6 May 2005 @ 05:55, by Judih Haggai
Holocaust Week is over: Twirling in my head are stories of survivors, daughters of survivors,and daughters of sons and daughters of survivors.
Have finally seen the movie "Vita e bella, La" (Life is Beautiful) [link]
by Roberto Benigni, with its glorious melody of humour and creativity in the face of Nazi camp reality.
Tilly in Afghanistan[link]: working to raise the status of women and children. And my friend J who is thinking of giving up her comfortable life to dedicate herself to altruistic world outreach.
The story of a West Bank romance, an American who married a Palestinian political prisoner.
[link]
"West Bank story
By Daphna Berman
What caused a Jewish girl from an upper middle-class New York suburb to fall in love with and marry a Palestinian political prisoner who was born and raised in a traditional Muslim family on the outskirts of a dilapidated refugee camp?
In her directorial debut, American-Israeli filmmaker Devorah Blachor attempts to answer this question, made all the more poignant by the fact that the Jewish girl from New York also happens to be her cousin.

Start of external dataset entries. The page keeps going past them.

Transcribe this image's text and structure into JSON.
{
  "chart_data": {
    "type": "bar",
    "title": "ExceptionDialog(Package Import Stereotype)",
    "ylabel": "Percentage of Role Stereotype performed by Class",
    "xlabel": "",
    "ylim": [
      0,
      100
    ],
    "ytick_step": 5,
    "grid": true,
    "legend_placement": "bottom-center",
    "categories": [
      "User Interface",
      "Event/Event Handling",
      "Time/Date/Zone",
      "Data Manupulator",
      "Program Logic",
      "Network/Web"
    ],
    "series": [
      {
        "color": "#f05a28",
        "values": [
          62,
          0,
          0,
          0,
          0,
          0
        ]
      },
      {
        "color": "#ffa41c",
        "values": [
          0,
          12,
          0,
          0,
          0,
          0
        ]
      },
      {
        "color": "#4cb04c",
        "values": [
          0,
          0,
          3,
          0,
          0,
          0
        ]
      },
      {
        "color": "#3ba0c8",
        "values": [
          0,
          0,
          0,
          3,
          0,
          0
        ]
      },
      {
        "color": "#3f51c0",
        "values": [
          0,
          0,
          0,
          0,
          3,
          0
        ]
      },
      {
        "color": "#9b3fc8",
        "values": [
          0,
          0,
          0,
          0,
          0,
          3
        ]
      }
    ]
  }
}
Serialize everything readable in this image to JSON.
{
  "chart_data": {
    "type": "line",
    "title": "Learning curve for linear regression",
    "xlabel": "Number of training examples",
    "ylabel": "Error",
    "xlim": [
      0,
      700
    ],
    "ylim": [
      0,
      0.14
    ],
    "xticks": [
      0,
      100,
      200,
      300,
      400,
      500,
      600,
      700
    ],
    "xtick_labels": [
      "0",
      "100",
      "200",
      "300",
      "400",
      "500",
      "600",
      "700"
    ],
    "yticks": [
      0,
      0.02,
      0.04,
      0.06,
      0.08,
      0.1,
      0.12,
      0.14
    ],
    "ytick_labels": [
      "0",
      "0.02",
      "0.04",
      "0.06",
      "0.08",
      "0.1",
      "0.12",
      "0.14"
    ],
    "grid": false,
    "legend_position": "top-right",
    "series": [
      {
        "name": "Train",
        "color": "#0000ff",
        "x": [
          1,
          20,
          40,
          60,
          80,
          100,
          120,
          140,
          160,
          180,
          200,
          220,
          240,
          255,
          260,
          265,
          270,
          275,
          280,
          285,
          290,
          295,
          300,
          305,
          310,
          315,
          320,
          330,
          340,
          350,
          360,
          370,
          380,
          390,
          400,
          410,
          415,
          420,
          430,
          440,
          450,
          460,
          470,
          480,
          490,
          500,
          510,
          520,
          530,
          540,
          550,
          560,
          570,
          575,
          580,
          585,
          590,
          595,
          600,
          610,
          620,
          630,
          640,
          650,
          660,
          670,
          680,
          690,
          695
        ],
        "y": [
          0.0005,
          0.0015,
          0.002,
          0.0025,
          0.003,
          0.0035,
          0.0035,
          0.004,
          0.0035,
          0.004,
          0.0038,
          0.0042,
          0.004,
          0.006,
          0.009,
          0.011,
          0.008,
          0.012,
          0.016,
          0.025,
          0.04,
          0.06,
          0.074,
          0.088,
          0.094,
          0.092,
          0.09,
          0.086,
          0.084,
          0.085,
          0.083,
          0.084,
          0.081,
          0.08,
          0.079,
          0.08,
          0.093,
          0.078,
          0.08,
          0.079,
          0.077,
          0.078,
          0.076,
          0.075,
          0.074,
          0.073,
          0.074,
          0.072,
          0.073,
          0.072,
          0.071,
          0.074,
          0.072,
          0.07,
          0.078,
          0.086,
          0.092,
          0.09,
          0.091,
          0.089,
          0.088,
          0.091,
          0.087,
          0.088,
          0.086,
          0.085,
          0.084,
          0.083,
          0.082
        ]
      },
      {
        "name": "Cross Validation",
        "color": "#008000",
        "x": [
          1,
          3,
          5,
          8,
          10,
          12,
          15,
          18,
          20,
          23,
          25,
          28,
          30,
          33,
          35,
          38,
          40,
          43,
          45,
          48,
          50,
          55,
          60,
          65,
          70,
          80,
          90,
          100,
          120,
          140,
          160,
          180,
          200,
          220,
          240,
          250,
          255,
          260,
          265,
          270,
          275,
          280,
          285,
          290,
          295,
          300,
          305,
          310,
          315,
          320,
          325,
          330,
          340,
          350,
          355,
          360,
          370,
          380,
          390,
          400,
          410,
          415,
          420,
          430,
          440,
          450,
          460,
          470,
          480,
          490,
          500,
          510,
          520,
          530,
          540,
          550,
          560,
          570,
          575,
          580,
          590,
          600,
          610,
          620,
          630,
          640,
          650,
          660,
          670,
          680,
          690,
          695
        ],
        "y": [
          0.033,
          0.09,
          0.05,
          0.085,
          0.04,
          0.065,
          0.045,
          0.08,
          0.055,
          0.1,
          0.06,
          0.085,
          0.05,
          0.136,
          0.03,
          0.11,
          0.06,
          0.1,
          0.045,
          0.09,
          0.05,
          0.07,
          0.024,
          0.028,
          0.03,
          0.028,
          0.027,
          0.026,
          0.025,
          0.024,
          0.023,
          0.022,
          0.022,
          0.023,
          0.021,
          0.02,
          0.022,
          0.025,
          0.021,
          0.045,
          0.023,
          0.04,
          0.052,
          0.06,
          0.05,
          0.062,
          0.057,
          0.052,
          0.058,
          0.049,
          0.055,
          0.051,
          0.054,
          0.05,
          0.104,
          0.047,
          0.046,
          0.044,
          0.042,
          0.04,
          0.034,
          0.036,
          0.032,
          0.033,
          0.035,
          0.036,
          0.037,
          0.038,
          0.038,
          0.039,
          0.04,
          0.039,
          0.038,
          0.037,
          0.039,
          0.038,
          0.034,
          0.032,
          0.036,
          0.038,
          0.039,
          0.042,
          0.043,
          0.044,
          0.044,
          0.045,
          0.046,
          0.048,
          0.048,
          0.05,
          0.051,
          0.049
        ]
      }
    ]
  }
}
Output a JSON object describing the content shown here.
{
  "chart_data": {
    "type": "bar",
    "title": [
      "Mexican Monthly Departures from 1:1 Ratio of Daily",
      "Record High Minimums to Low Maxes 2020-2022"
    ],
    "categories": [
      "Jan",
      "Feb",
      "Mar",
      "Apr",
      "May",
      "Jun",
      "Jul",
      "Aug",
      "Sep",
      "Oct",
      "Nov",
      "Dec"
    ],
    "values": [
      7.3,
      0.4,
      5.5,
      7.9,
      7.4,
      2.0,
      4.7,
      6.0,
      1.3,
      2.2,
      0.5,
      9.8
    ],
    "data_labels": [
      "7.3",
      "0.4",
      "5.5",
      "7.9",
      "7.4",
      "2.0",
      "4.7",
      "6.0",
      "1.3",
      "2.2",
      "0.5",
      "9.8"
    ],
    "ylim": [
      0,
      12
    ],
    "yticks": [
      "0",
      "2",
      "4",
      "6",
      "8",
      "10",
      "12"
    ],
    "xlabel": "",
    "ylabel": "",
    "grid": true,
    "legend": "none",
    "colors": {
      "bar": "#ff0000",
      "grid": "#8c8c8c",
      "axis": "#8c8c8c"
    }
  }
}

"Waiting for Quds," which premiered earlier this month at both the DocAviv film festival in Tel Aviv and the Chicago International Film festival, follows the lives of Allegra Pacheco, an American-Jewish human rights lawyer, and Abed al-Ahmar, the Palestinian prisoner whom she represented and later married." (go to the link for the rest)
Synthesizing: And there I was again last evening, 4 hours at the kibbutz front gate, sitting, cleaning away cobwebs, wiping off tiny lizard turds from the tabletops in order to freshen up the the little guardhouse. Opening the gate for those who wanted to enter or leave the kibbutz, watching TV and thinking of this past week.
Events began to stir and simmer within me as I examined the salad that is our lives.
What is event but a collection of causes and effects?
The flavour of each individual effort affects the whole, but more dramatically, makes a difference to ourselves. When I add my opinion, my action, my clear intention, I celebrate my own existence. I am. And I change the event in some small way.
But what happens when I exert my influence? Being sure of my intention, being in focus, I radiate vibrations that affect others. How they're affected, however, is out of my control, unless I manage to internalize the glorious lessons of T'ai Chi, and use their energy to flow in my intended direction.
Yet, it never fails to amaze me how surprising other people's reactions can be. Some are heavily in the claws of their own insecurities. How many adults still cling to juvenile coping methods? How often have I met up with a polished adult (groomed, arranged, with eloquent tongue and fashionable comments) who, when challenged, responds with taunts, 'deafness' or bullying techniques?
Reading people's auras can be a frightening experience! Be prepared for the worst!
But if there's a little gleam of life in a person's eye, there's hope.
Look for the gleam, I say to myself. Search out the gleam, cultivate those who gleam, and let that gleam glow. Together we can do something.